• Sonuç bulunamadı

Parasosyal ilişkiler, izleyicinin medya karakterine karşı geliştirdiği duygulardan oluşur ve bu duygular izleyicinin medya karakteri ile kendisi arasında özel bir bağ olduğunu düşünmesini sağlar. Ancak duygular, yalnızca o an izlenilen programa ilişkin değildir, program bittikten sonra da devam eder ve bir sonraki programa kadar da sürer.
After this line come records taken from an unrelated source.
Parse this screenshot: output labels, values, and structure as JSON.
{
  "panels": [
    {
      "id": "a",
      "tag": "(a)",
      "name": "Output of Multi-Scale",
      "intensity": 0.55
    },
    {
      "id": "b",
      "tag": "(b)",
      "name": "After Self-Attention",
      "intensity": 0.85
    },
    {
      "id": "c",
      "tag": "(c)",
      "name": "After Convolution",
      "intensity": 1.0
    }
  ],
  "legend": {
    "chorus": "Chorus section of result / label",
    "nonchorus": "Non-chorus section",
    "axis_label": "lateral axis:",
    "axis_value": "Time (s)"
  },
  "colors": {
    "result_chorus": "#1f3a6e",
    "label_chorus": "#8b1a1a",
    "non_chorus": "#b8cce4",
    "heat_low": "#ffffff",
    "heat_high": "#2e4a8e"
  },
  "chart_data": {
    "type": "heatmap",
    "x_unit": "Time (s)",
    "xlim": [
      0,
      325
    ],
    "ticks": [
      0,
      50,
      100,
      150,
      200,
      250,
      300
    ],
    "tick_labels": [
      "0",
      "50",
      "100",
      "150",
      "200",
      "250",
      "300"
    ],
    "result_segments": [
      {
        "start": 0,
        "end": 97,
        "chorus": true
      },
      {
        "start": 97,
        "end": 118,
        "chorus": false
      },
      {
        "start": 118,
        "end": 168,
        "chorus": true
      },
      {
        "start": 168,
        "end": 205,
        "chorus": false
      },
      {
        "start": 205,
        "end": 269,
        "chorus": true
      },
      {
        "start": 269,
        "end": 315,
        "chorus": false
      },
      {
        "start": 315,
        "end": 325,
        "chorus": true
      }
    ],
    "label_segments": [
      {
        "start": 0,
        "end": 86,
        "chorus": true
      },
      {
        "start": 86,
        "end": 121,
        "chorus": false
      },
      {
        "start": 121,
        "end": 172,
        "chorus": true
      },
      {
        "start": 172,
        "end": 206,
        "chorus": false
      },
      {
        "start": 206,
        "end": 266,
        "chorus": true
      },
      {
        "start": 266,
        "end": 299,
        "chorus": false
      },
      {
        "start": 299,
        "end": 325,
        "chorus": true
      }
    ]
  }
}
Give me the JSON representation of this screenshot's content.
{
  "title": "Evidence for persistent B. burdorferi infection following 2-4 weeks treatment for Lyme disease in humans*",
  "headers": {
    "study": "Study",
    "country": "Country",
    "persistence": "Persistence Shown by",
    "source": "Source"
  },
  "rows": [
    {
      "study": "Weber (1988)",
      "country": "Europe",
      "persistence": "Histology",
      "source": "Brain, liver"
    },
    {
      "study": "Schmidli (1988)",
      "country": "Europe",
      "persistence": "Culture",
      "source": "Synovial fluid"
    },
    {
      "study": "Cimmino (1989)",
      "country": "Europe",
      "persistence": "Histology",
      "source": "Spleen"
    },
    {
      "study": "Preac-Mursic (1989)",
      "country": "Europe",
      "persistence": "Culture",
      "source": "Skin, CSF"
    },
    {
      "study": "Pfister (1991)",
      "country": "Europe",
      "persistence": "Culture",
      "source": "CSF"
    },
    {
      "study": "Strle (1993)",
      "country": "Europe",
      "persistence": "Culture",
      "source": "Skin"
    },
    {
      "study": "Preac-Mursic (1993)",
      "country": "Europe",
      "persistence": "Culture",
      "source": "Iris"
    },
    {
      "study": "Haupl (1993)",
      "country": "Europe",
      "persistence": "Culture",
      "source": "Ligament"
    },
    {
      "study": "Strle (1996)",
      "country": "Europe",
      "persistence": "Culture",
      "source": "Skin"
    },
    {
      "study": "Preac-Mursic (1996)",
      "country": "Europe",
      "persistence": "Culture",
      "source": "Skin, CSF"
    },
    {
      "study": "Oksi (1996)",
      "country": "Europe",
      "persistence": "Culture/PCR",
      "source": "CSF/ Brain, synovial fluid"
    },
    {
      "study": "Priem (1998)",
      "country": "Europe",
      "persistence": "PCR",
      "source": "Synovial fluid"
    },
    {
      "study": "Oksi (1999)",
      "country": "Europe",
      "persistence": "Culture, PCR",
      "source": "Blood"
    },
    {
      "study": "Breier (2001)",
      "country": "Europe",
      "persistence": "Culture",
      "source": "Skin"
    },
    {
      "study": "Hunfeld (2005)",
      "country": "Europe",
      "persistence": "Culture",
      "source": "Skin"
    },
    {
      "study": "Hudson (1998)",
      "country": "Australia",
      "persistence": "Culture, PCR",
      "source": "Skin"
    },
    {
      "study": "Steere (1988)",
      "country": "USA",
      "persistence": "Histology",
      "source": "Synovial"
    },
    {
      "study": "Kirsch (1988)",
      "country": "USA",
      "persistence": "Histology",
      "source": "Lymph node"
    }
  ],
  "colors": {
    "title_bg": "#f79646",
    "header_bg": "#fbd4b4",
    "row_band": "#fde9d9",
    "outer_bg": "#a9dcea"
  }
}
Karakterlerin bize devamlılığı olan böyle bir ilişki sunmaları, onları günlük hayatın bir parçası haline getirmektedir (Horton ve Wohl, 1956).

Ancak bazı televizyon programlarında, içeriğe bağlı olarak zaman içinde karakterler programdan ayrılabilir, yerlerine yeni karakterler gelebilir ya da program sona erebilir. Sevilen bir karakter programdan ayrıldığında ya da program sona erdiğinde; karakter ile izleyici arasında kurulan parasosyal etkileşimin bozulması durumu “parasosyal ayrılık” olarak tanımlanmaktadır (Cohen, 2003). Bu durumda izleyici programı izlemeyi bırakabilir ya da karaktere olan ilgisi ve bağlılığı azalabilir (Eyal ve Cohen, 2006).

24 Sosyal ve parasosyal ilişkilerin gelişimi arasındaki benzerlik göz önünde bulundurularak; gerçek bir ilişkinin sonlanması ile televizyon karakterlerinden ayrılma sürecinin de birbirine benzeyeceği düşünülebilir (Eyal ve Cohen, 2006).

Yakın bir dostluğun ya da romantik ilişkinin sona ermesindeki kadar yoğun olmasa bile, parasosyal ayrılık sonrası yaşanan üzüntünün de kişi üzerindeki etkisi oldukça güçlüdür (Cohen, 2003; Eyal ve Cohen, 2006). Cohen’e göre (2004) izleyiciler sevdikleri karakteri artık göremeyeceklerini düşünmeleri durumunda gerçek bir stres yaşamazlar ama gerçek bir ayrılık durumunda yaşayacakları duygusal stres tepkisini yansıtırlar.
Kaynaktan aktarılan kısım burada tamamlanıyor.